Looming above it all is a dangerous worldwide slide toward authoritarianism that is only growing stronger with a debilitated and divided America unable to offer a strong counterbalance.
It’s a dire prospect well-articulated in Anne Appelbaum’s latest excellent article in The Atlantic titled: “The Bad Guys are Winning.”
Indeed, power-hungry China and Russia now have the economic and technological prowess to offer near impunity for fellow human-rights violators ranging from Belarus and Venezuela to Turkey and Iran. Countries that set up concentration camps for minorities, kidnap dissidents and make their own citizens disappear truly do form an axil of evil. When put in this perspective, one must appreciate that even with all its ills America still falls squarely on the side of the “good guys.”

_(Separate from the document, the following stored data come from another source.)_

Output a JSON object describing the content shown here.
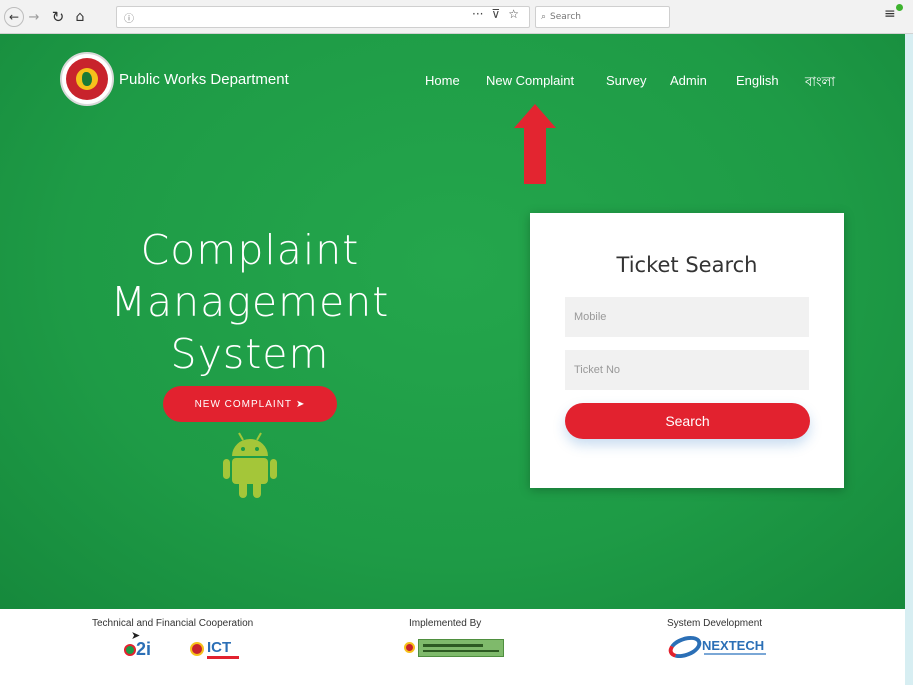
{
  "browser": {
    "search_placeholder": "Search",
    "icons": [
      "back-arrow-icon",
      "forward-arrow-icon",
      "reload-icon",
      "home-icon",
      "info-icon",
      "more-icon",
      "pocket-icon",
      "bookmark-star-icon",
      "search-icon",
      "menu-icon"
    ]
  },
  "header": {
    "brand": "Public Works Department",
    "nav": [
      "Home",
      "New Complaint",
      "Survey",
      "Admin",
      "English",
      "বাংলা"
    ]
  },
  "hero": {
    "title_lines": [
      "Complaint",
      "Management",
      "System"
    ],
    "cta_label": "NEW COMPLAINT"
  },
  "ticket_search": {
    "title": "Ticket Search",
    "mobile_placeholder": "Mobile",
    "ticket_placeholder": "Ticket No",
    "button_label": "Search"
  },
  "footer": {
    "tech_label": "Technical and Financial Cooperation",
    "impl_label": "Implemented By",
    "dev_label": "System Development",
    "ict_logo_text": "ICT",
    "nextech_logo_text": "NEXTECH"
  },
  "colors": {
    "page_green": "#1e9b46",
    "accent_red": "#e2222f",
    "arrow_red": "#e32530",
    "android_green": "#a4c639"
  }
}
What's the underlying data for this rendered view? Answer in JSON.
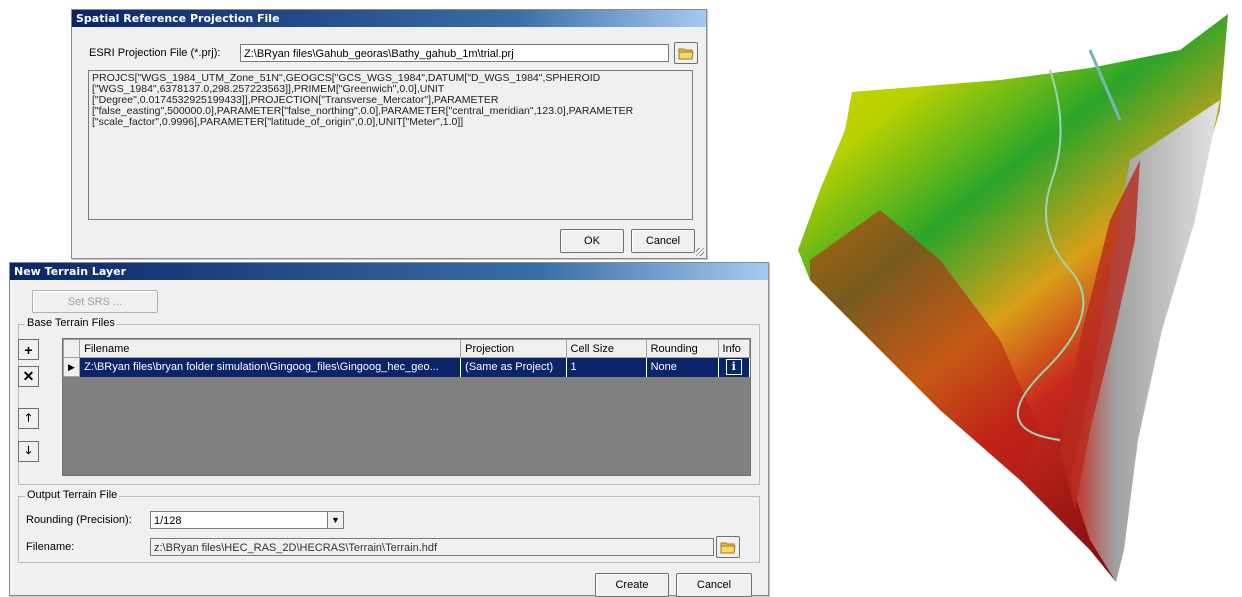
{
  "srs_dialog": {
    "title": "Spatial Reference Projection File",
    "file_label": "ESRI Projection File (*.prj):",
    "file_value": "Z:\\BRyan files\\Gahub_georas\\Bathy_gahub_1m\\trial.prj",
    "wkt_lines": [
      "PROJCS[\"WGS_1984_UTM_Zone_51N\",GEOGCS[\"GCS_WGS_1984\",DATUM[\"D_WGS_1984\",SPHEROID",
      "[\"WGS_1984\",6378137.0,298.257223563]],PRIMEM[\"Greenwich\",0.0],UNIT",
      "[\"Degree\",0.0174532925199433]],PROJECTION[\"Transverse_Mercator\"],PARAMETER",
      "[\"false_easting\",500000.0],PARAMETER[\"false_northing\",0.0],PARAMETER[\"central_meridian\",123.0],PARAMETER",
      "[\"scale_factor\",0.9996],PARAMETER[\"latitude_of_origin\",0.0],UNIT[\"Meter\",1.0]]"
    ],
    "ok_label": "OK",
    "cancel_label": "Cancel"
  },
  "terrain_dialog": {
    "title": "New Terrain Layer",
    "set_srs_label": "Set SRS ...",
    "base_group_label": "Base Terrain Files",
    "columns": [
      "Filename",
      "Projection",
      "Cell Size",
      "Rounding",
      "Info"
    ],
    "rows": [
      {
        "filename": "Z:\\BRyan files\\bryan folder simulation\\Gingoog_files\\Gingoog_hec_geo...",
        "projection": "(Same as Project)",
        "cell_size": "1",
        "rounding": "None",
        "info": "i"
      }
    ],
    "output_group_label": "Output Terrain File",
    "rounding_label": "Rounding (Precision):",
    "rounding_value": "1/128",
    "filename_label": "Filename:",
    "filename_value": "z:\\BRyan files\\HEC_RAS_2D\\HECRAS\\Terrain\\Terrain.hdf",
    "create_label": "Create",
    "cancel_label": "Cancel"
  },
  "map": {
    "colors": {
      "low": "#c8d400",
      "mid": "#1e9a1e",
      "high": "#c8281e",
      "hill": "#9a9a9a"
    }
  }
}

But that’s not how the leading narratives of the 21st century American body politic necessarily see it.
Trump Republicans, enamored with making America “great again,” have no idea what made America great to begin with. It’s not democracy, freedom and the rule to which they aspire. If anything, it’s the opposite. Trump himself found more common cause with modern-day dictators like Vladimir Putin and Kim Jong-un than with European allies. One of his lackeys, Tucker Carlson of Fox News, recently made a fawning pilgrimage to Viktor Orban in Hungary.
Meanwhile, the new left led by the likes of Alexandria Ocasio-Cortez is so full of self-criticism that it can’t even imagine America being a beacon of light anymore. It’s perfectly legitimate to reevaluate America’s original sin of slavery, as the New York Times has done in its 1619 Project. It’s quite another to reframe the entire American experience through the prism of racism and exploitation alone. With this mindset, it’s no wonder some of these new Democrats no longer see the U.S. as the legitimate leader of the free world.

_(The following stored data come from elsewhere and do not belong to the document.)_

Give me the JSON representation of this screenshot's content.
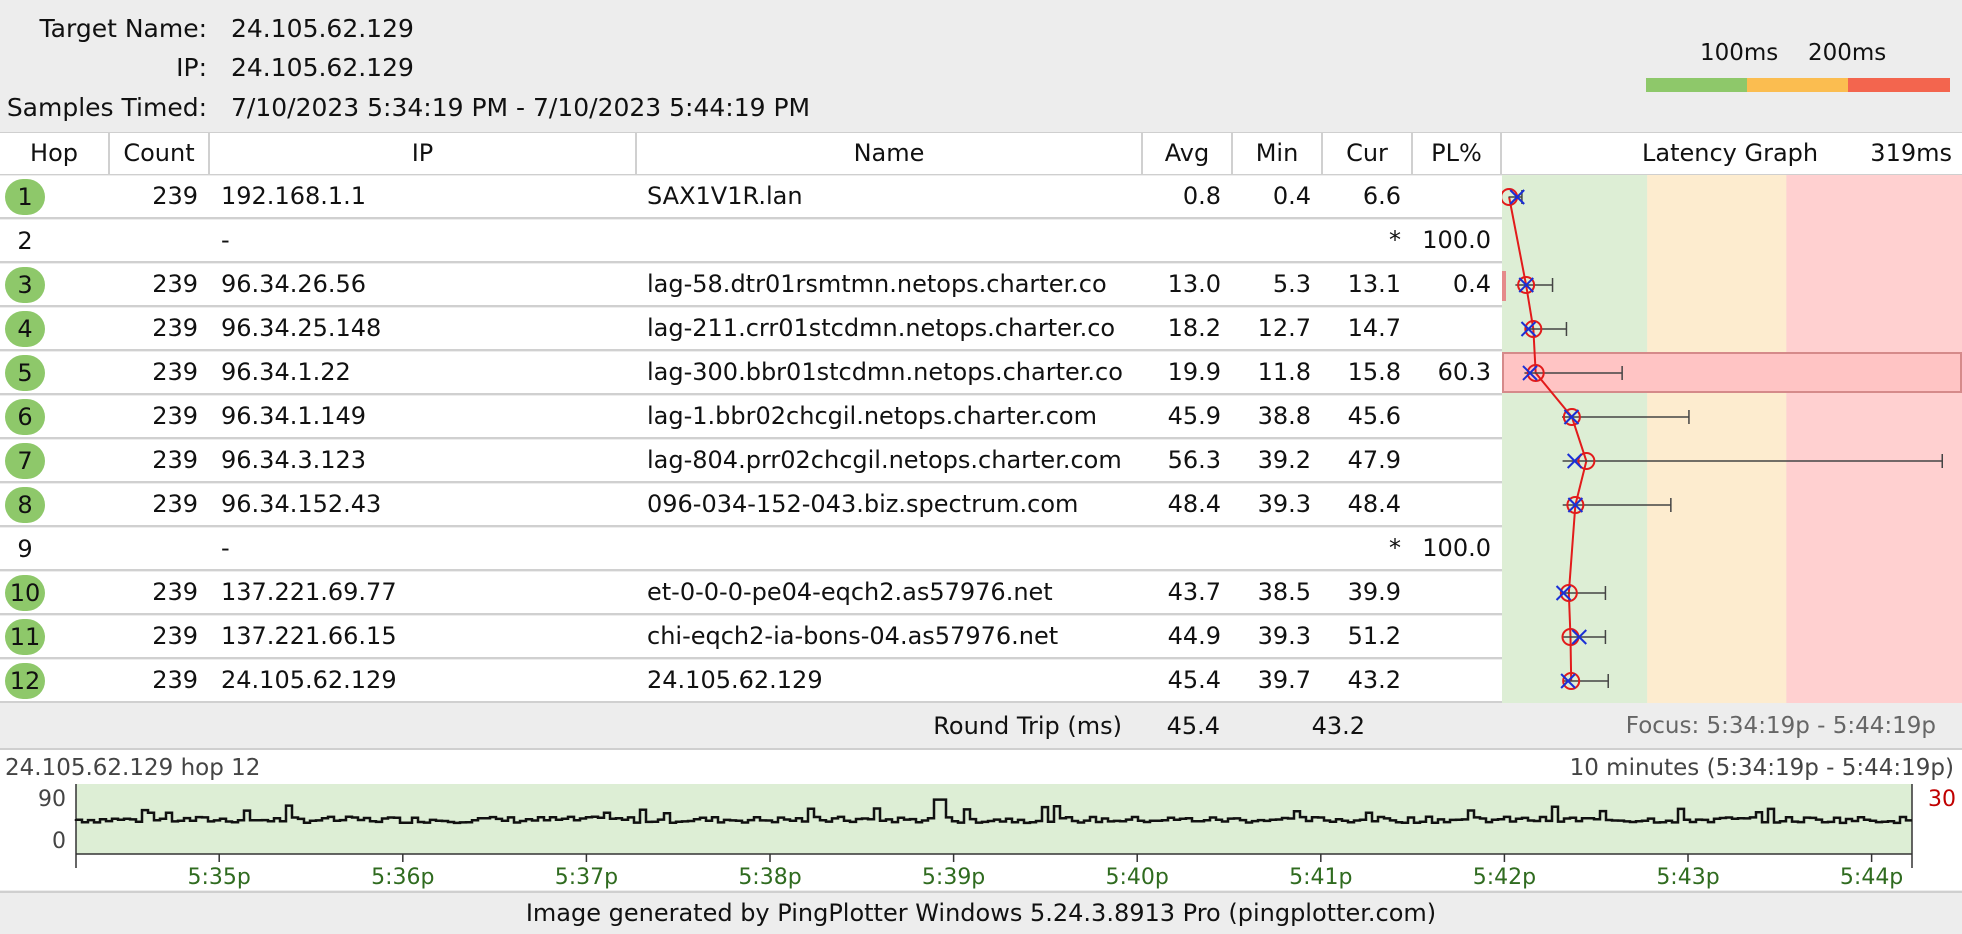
{
  "header": {
    "target_label": "Target Name:",
    "target_value": "24.105.62.129",
    "ip_label": "IP:",
    "ip_value": "24.105.62.129",
    "samples_label": "Samples Timed:",
    "samples_value": "7/10/2023 5:34:19 PM - 7/10/2023 5:44:19 PM"
  },
  "legend": {
    "low": "100ms",
    "high": "200ms"
  },
  "columns": {
    "hop": "Hop",
    "count": "Count",
    "ip": "IP",
    "name": "Name",
    "avg": "Avg",
    "min": "Min",
    "cur": "Cur",
    "pl": "PL%",
    "graph": "Latency Graph",
    "graph_max": "319ms"
  },
  "hops": [
    {
      "hop": "1",
      "count": "239",
      "ip": "192.168.1.1",
      "name": "SAX1V1R.lan",
      "avg": "0.8",
      "min": "0.4",
      "cur": "6.6",
      "pl": "",
      "ok": true
    },
    {
      "hop": "2",
      "count": "",
      "ip": "-",
      "name": "",
      "avg": "",
      "min": "",
      "cur": "*",
      "pl": "100.0",
      "ok": false
    },
    {
      "hop": "3",
      "count": "239",
      "ip": "96.34.26.56",
      "name": "lag-58.dtr01rsmtmn.netops.charter.co",
      "avg": "13.0",
      "min": "5.3",
      "cur": "13.1",
      "pl": "0.4",
      "ok": true
    },
    {
      "hop": "4",
      "count": "239",
      "ip": "96.34.25.148",
      "name": "lag-211.crr01stcdmn.netops.charter.co",
      "avg": "18.2",
      "min": "12.7",
      "cur": "14.7",
      "pl": "",
      "ok": true
    },
    {
      "hop": "5",
      "count": "239",
      "ip": "96.34.1.22",
      "name": "lag-300.bbr01stcdmn.netops.charter.co",
      "avg": "19.9",
      "min": "11.8",
      "cur": "15.8",
      "pl": "60.3",
      "ok": true
    },
    {
      "hop": "6",
      "count": "239",
      "ip": "96.34.1.149",
      "name": "lag-1.bbr02chcgil.netops.charter.com",
      "avg": "45.9",
      "min": "38.8",
      "cur": "45.6",
      "pl": "",
      "ok": true
    },
    {
      "hop": "7",
      "count": "239",
      "ip": "96.34.3.123",
      "name": "lag-804.prr02chcgil.netops.charter.com",
      "avg": "56.3",
      "min": "39.2",
      "cur": "47.9",
      "pl": "",
      "ok": true
    },
    {
      "hop": "8",
      "count": "239",
      "ip": "96.34.152.43",
      "name": "096-034-152-043.biz.spectrum.com",
      "avg": "48.4",
      "min": "39.3",
      "cur": "48.4",
      "pl": "",
      "ok": true
    },
    {
      "hop": "9",
      "count": "",
      "ip": "-",
      "name": "",
      "avg": "",
      "min": "",
      "cur": "*",
      "pl": "100.0",
      "ok": false
    },
    {
      "hop": "10",
      "count": "239",
      "ip": "137.221.69.77",
      "name": "et-0-0-0-pe04-eqch2.as57976.net",
      "avg": "43.7",
      "min": "38.5",
      "cur": "39.9",
      "pl": "",
      "ok": true
    },
    {
      "hop": "11",
      "count": "239",
      "ip": "137.221.66.15",
      "name": "chi-eqch2-ia-bons-04.as57976.net",
      "avg": "44.9",
      "min": "39.3",
      "cur": "51.2",
      "pl": "",
      "ok": true
    },
    {
      "hop": "12",
      "count": "239",
      "ip": "24.105.62.129",
      "name": "24.105.62.129",
      "avg": "45.4",
      "min": "39.7",
      "cur": "43.2",
      "pl": "",
      "ok": true
    }
  ],
  "latency_graph": {
    "scale_max_ms": 319,
    "hops": [
      {
        "avg": 0.8,
        "min": 0.4,
        "cur": 6.6,
        "max": 10,
        "pl": 0
      },
      null,
      {
        "avg": 13.0,
        "min": 5.3,
        "cur": 13.1,
        "max": 32,
        "pl": 0.4
      },
      {
        "avg": 18.2,
        "min": 12.7,
        "cur": 14.7,
        "max": 42,
        "pl": 0
      },
      {
        "avg": 19.9,
        "min": 11.8,
        "cur": 15.8,
        "max": 82,
        "pl": 60.3
      },
      {
        "avg": 45.9,
        "min": 38.8,
        "cur": 45.6,
        "max": 130,
        "pl": 0
      },
      {
        "avg": 56.3,
        "min": 39.2,
        "cur": 47.9,
        "max": 312,
        "pl": 0
      },
      {
        "avg": 48.4,
        "min": 39.3,
        "cur": 48.4,
        "max": 117,
        "pl": 0
      },
      null,
      {
        "avg": 43.7,
        "min": 38.5,
        "cur": 39.9,
        "max": 70,
        "pl": 0
      },
      {
        "avg": 44.9,
        "min": 39.3,
        "cur": 51.2,
        "max": 70,
        "pl": 0
      },
      {
        "avg": 45.4,
        "min": 39.7,
        "cur": 43.2,
        "max": 72,
        "pl": 0
      }
    ]
  },
  "round_trip": {
    "label": "Round Trip (ms)",
    "avg": "45.4",
    "cur": "43.2",
    "focus": "Focus: 5:34:19p - 5:44:19p"
  },
  "timeline": {
    "title": "24.105.62.129 hop 12",
    "range": "10 minutes (5:34:19p - 5:44:19p)",
    "y_top": "90",
    "y_bottom": "0",
    "right_value": "30",
    "ticks": [
      "5:35p",
      "5:36p",
      "5:37p",
      "5:38p",
      "5:39p",
      "5:40p",
      "5:41p",
      "5:42p",
      "5:43p",
      "5:44p"
    ]
  },
  "footer": "Image generated by PingPlotter Windows 5.24.3.8913 Pro (pingplotter.com)",
  "colors": {
    "green": "#8ec86a",
    "yellow": "#fbbd50",
    "red": "#f3654e",
    "zone_green": "#ddeed5",
    "zone_yellow": "#fdeccf",
    "zone_red": "#ffd0d0"
  }
}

Either way, both doctrines lead down a treacherous path of isolationism in which the rest of the world must fend for itself or seek a different patron. This creates a vacuum that only further empowers the truly nefarious forces on this planet and increases the chances of further wars, abuses and humanitarian crises.
Sounds extreme? Just listen to Bosnian journalist Srecko Latal explain how the bloody Balkan war of the 1990s could repeat itself today in his country if the West keeps sitting on the sidelines.

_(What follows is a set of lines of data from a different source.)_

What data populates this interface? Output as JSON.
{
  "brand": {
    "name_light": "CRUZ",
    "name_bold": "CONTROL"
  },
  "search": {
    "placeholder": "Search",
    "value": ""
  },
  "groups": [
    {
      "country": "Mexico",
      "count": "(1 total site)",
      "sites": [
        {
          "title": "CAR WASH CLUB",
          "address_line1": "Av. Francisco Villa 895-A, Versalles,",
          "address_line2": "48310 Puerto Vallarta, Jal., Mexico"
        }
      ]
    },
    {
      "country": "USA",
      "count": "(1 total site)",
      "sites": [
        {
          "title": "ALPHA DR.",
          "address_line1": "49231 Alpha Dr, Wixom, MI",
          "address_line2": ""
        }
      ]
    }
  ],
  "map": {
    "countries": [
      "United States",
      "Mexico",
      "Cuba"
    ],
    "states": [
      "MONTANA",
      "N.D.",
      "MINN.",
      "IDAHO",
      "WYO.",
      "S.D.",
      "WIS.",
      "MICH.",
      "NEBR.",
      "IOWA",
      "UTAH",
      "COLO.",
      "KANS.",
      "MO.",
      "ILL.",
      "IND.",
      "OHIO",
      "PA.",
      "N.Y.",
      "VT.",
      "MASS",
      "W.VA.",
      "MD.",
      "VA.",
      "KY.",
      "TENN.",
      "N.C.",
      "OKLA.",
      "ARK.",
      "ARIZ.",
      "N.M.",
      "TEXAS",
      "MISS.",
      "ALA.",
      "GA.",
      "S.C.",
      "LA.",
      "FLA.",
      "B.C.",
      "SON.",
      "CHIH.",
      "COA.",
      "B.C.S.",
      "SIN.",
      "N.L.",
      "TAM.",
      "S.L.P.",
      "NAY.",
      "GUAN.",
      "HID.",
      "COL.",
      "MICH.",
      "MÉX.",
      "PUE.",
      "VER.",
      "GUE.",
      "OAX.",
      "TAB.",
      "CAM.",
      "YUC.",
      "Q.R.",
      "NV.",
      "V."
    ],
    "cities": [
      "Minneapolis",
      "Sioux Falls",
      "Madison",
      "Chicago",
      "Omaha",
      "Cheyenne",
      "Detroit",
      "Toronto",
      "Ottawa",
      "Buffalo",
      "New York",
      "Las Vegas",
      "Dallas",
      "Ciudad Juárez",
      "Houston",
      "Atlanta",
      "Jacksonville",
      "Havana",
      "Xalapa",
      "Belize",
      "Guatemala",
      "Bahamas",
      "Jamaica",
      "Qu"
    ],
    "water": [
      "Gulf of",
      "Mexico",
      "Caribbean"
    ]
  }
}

Like it or not, there is no substitute to a strong United States of America. The world can’t afford a weakened, uninvolved America. It needs it to be, at the very least, an aspirational democratic model and defender of others. Otherwise, the lure of the alternative could prove too strong to resist.
This is not to say that all of America’s problems should be swept under the carpet. Its underlying issues of racism, extreme inequality and gun violence must be tackled head on and without compromise. But the baby cannot be washed out with the bathwater. This creates a blindness that leads well-meaning Americans to believe in the folly that there is a moral equivalency between their country’s misdeeds and those of the likes of China and Russia.
There is no such equivalency. It’s not even close.
One can only hope that Biden’s presidency indeed bodes a return to normalcy and that America’s extremist wings once again shrink back to their pre-Trump proportions, restoring some form of traditional bipartisanship at least when it comes to foreign policy. If not, the only other potential remedy could be the emergence of a third party that restores power to the sane center.
Biden himself is still saying, and largely doing, the right things. But the question remains whether he’ll have the political backing to keep standing strong and, more importantly, what kind of president will replace the nearly 79-year-old Biden.
Much is at stake and many eyes will be focused on how the U.S. resolves this existential quandary. For the world to right its course, or at least resume its Cold War-era balance, America must first get its own act together.